Cirurgiões que trabalharam em hospitais europeus e em Al-Aqsa descrevem ferimentos extensos causados por estilhaços de "fragmentação", que especialistas dizem ter sido projetados para maximizar as vítimas
Os médicos dizem que muitas das mortes, amputações e
ferimentos que mudaram a vida de crianças que eles trataram foram causados
por disparos de mísseis e granadas — em áreas lotadas de civis — carregados
com metal adicional projetado para se fragmentar em pequenos pedaços de
estilhaços.
Médicos voluntários em dois hospitais de Gaza disseram que a
maioria de suas operações eram em crianças atingidas por pequenos pedaços de
estilhaços que deixam feridas de entrada quase imperceptíveis, mas criam
destruição extensa dentro do corpo. A Anistia Internacional disse que as armas
parecem projetadas para maximizar as baixas.
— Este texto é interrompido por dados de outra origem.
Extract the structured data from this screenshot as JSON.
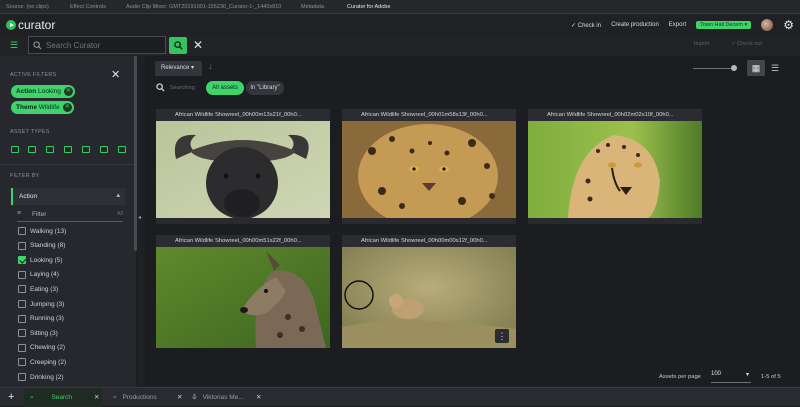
{
  "panel_tabs": [
    "Source: (no clips)",
    "Effect Controls",
    "Audio Clip Mixer: GMT20191001-155230_Curator-1-_1440x810",
    "Metadata",
    "Curator for Adobe"
  ],
  "app": {
    "logo_text": "curator"
  },
  "header": {
    "checkin": "Check in",
    "create_production": "Create production",
    "export": "Export",
    "user_button": "Town Hall Decem"
  },
  "search": {
    "placeholder": "Search Curator"
  },
  "toolbar2": {
    "import": "Import",
    "checkout": "Check out"
  },
  "filters": {
    "active_label": "ACTIVE FILTERS",
    "chips": [
      {
        "key": "Action",
        "value": "Looking"
      },
      {
        "key": "Theme",
        "value": "Wildlife"
      }
    ],
    "asset_types_label": "ASSET TYPES",
    "filter_by_label": "FILTER BY",
    "facet_name": "Action",
    "filter_placeholder": "Filter",
    "filter_all": "All",
    "facets": [
      {
        "label": "Walking (13)",
        "checked": false
      },
      {
        "label": "Standing (8)",
        "checked": false
      },
      {
        "label": "Looking (5)",
        "checked": true
      },
      {
        "label": "Laying (4)",
        "checked": false
      },
      {
        "label": "Eating (3)",
        "checked": false
      },
      {
        "label": "Jumping (3)",
        "checked": false
      },
      {
        "label": "Running (3)",
        "checked": false
      },
      {
        "label": "Sitting (3)",
        "checked": false
      },
      {
        "label": "Chewing (2)",
        "checked": false
      },
      {
        "label": "Creeping (2)",
        "checked": false
      },
      {
        "label": "Drinking (2)",
        "checked": false
      }
    ]
  },
  "main": {
    "sort_label": "Relevance",
    "searching_label": "Searching:",
    "scope_all": "All assets",
    "scope_library": "In \"Library\"",
    "assets": [
      {
        "title": "African Wildlife Showreel_00h00m13s21f_00h0..."
      },
      {
        "title": "African Wildlife Showreel_00h01m58s13f_00h0..."
      },
      {
        "title": "African Wildlife Showreel_00h02m02s10f_00h0..."
      },
      {
        "title": "African Wildlife Showreel_00h00m51s22f_00h0..."
      },
      {
        "title": "African Wildlife Showreel_00h00m00s12f_00h0..."
      }
    ],
    "assets_per_page_label": "Assets per page",
    "assets_per_page_value": "100",
    "range": "1-5 of 5"
  },
  "bottom_tabs": {
    "search": "Search",
    "productions": "Productions",
    "user": "Viktorias Me..."
  },
  "colors": {
    "accent": "#3fd36c",
    "background": "#1c1d21",
    "sidebar": "#27282d"
  }
}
Feroze Sidhwa, um cirurgião de trauma da Califórnia,
trabalhou no hospital europeu no sul de Gaza em abril.
“Cerca de metade dos ferimentos que cuidei eram de crianças
pequenas. Vimos muitos dos chamados ferimentos por estilhaços que eram muito,
muito pequenos a ponto de você facilmente não os notar ao examinar um paciente.
Muito, muito menores do que qualquer coisa que eu já vi antes, mas eles
causaram danos tremendos por dentro”, disse ele.
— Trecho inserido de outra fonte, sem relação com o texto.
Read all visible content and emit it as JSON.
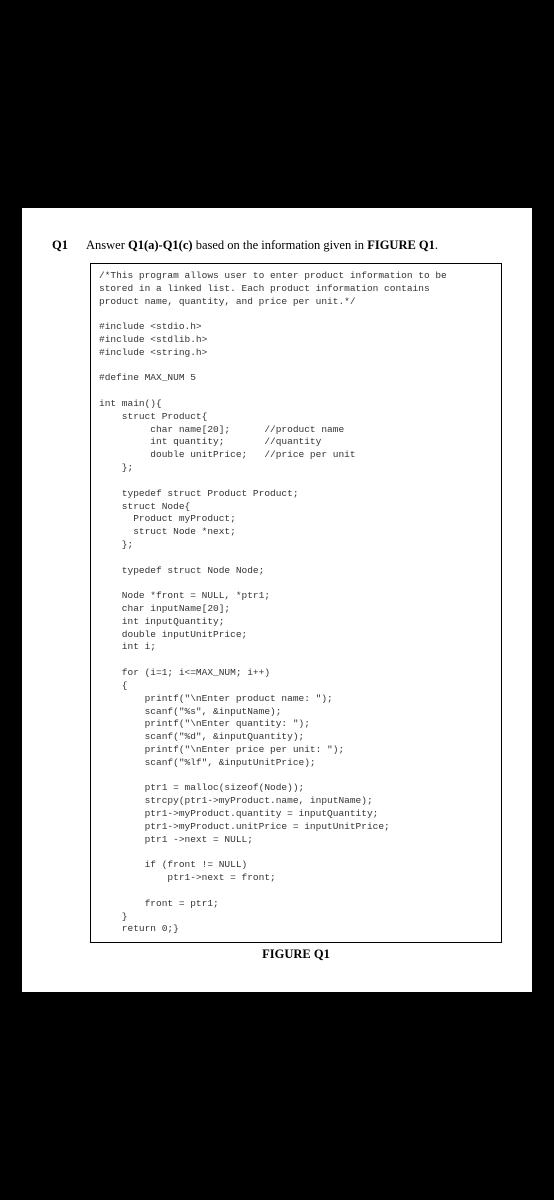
{
  "question": {
    "label": "Q1",
    "prompt_pre": "Answer ",
    "prompt_bold1": "Q1(a)-Q1(c)",
    "prompt_mid": " based on the information given in ",
    "prompt_bold2": "FIGURE Q1",
    "prompt_post": "."
  },
  "code": "/*This program allows user to enter product information to be\nstored in a linked list. Each product information contains\nproduct name, quantity, and price per unit.*/\n\n#include <stdio.h>\n#include <stdlib.h>\n#include <string.h>\n\n#define MAX_NUM 5\n\nint main(){\n    struct Product{\n         char name[20];      //product name\n         int quantity;       //quantity\n         double unitPrice;   //price per unit\n    };\n\n    typedef struct Product Product;\n    struct Node{\n      Product myProduct;\n      struct Node *next;\n    };\n\n    typedef struct Node Node;\n\n    Node *front = NULL, *ptr1;\n    char inputName[20];\n    int inputQuantity;\n    double inputUnitPrice;\n    int i;\n\n    for (i=1; i<=MAX_NUM; i++)\n    {\n        printf(\"\\nEnter product name: \");\n        scanf(\"%s\", &inputName);\n        printf(\"\\nEnter quantity: \");\n        scanf(\"%d\", &inputQuantity);\n        printf(\"\\nEnter price per unit: \");\n        scanf(\"%lf\", &inputUnitPrice);\n\n        ptr1 = malloc(sizeof(Node));\n        strcpy(ptr1->myProduct.name, inputName);\n        ptr1->myProduct.quantity = inputQuantity;\n        ptr1->myProduct.unitPrice = inputUnitPrice;\n        ptr1 ->next = NULL;\n\n        if (front != NULL)\n            ptr1->next = front;\n\n        front = ptr1;\n    }\n    return 0;}",
  "figure_caption": "FIGURE Q1"
}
Especialistas em armas disseram que os estilhaços e
ferimentos são consistentes com armas de fabricação israelense projetadas para
criar grandes números de vítimas, diferentemente de armas mais convencionais
usadas para destruir prédios. Os especialistas questionam por que elas estão
sendo disparadas em áreas lotadas de civis.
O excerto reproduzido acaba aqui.